Uh, there can be only one more, a hexaquark, when you're colliding 2 protons with each 3 quarks.
BTW this is nothing new at all, they've been looking for these since the 1990's , that's 27 years ago!
Are there any of these combinations stable - even if only theoretically ?
@John,
If there would be stable ones we would have already seen them decades ago. A possible pentaquark (perhaps not) was said to be discovered in the decay of a B baryon with a mass of about 5 GeV. This energy range has been accessible with accelerators for decades. The problem is not the energy, it is the size of the data sample. LHCb has a larger data sample of B hadrons than all previous experiments combined.
@Elle H.C. I think you are just making it up.
@Dell
I might be. ?
Anyway Ethan has responded in "Comments of the week #161"

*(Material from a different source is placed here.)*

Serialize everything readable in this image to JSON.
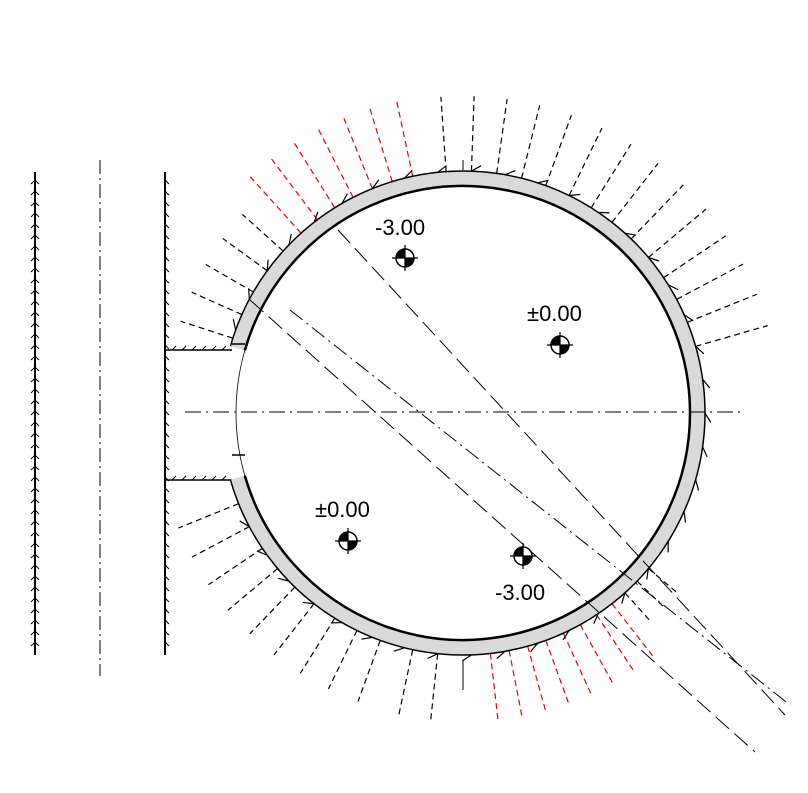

@Dell #4: Nope, Elle H.C. isn't making up the idea of multiquark bound states. The LHCb pentaquark discovery was two years ago. Several four-quark states have been observed in e+/e- data over the past decade, but still unresolved is whether they are "true" tetraquark states or D-meson molecules.
QCD explicit predicts that valence quarks should form bound states larger than just the two- (meson) and three- (baryon) states we're familiar with. The computations are sufficiently complex that the prediction does NOT come with any specific about mass or quantum number limitations.